What genes are activated by beta catenin? ›β-catenin translocates to the nucleus and interferes with the TCF- LEF co-transcription factors. This leads to the stimulation of several β-catenin target genes (CYCLIN D1, c-MYC, PDK, MTC-1, MMP7, fibronectin, COX-2, AXIN-2) (7, 8, 21, 22) (Figure 2).
What cancers are beta catenin driven? ›
In more than half of all cancer cases, such as colorectal carcinoma, breast cancer, liver carcinoma, melanoma and leukemia, β-catenin accumulates within the nucleus or cytoplasm [6–10].

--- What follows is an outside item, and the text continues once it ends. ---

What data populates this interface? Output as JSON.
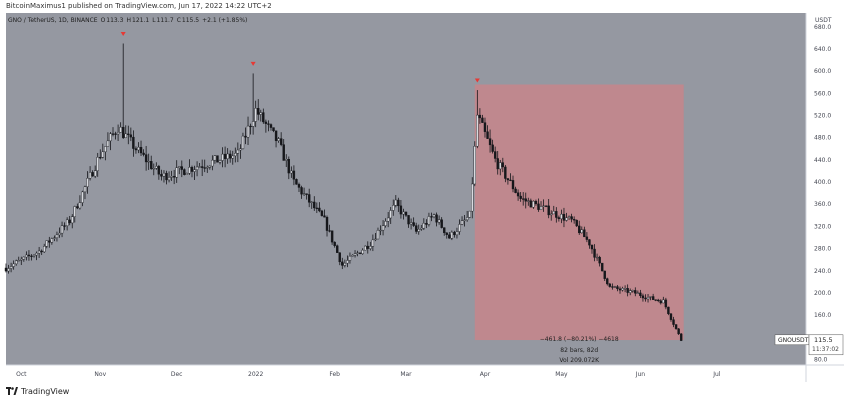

What is the Wnt beta catenin pathway mutation? ›Mutation-induced activation of WNT-β-catenin signalling is a frequent driver event in human cancer. Sustained WNT-β-catenin pathway activation endows cancer cells with sustained self-renewing growth properties and is associated with therapy resistance.
What is the target of beta catenin? ›β-catenin is then shuttled into the nucleus where it activates the transcription of its target genes, including the proto-oncogenes MYC and CCND1 as well as the genes encoding the basic helix-loop-helix (bHLH) proteins ASCL2 and ITF-2B.
Where does Wnt Signalling occur? ›Wnt signaling plays a critical role in embryonic development. It operates in both vertebrates and invertebrates, including humans, frogs, zebrafish, C. elegans, Drosophila and others. It was first found in the segment polarity of Drosophila, where it helps to establish anterior and posterior polarities.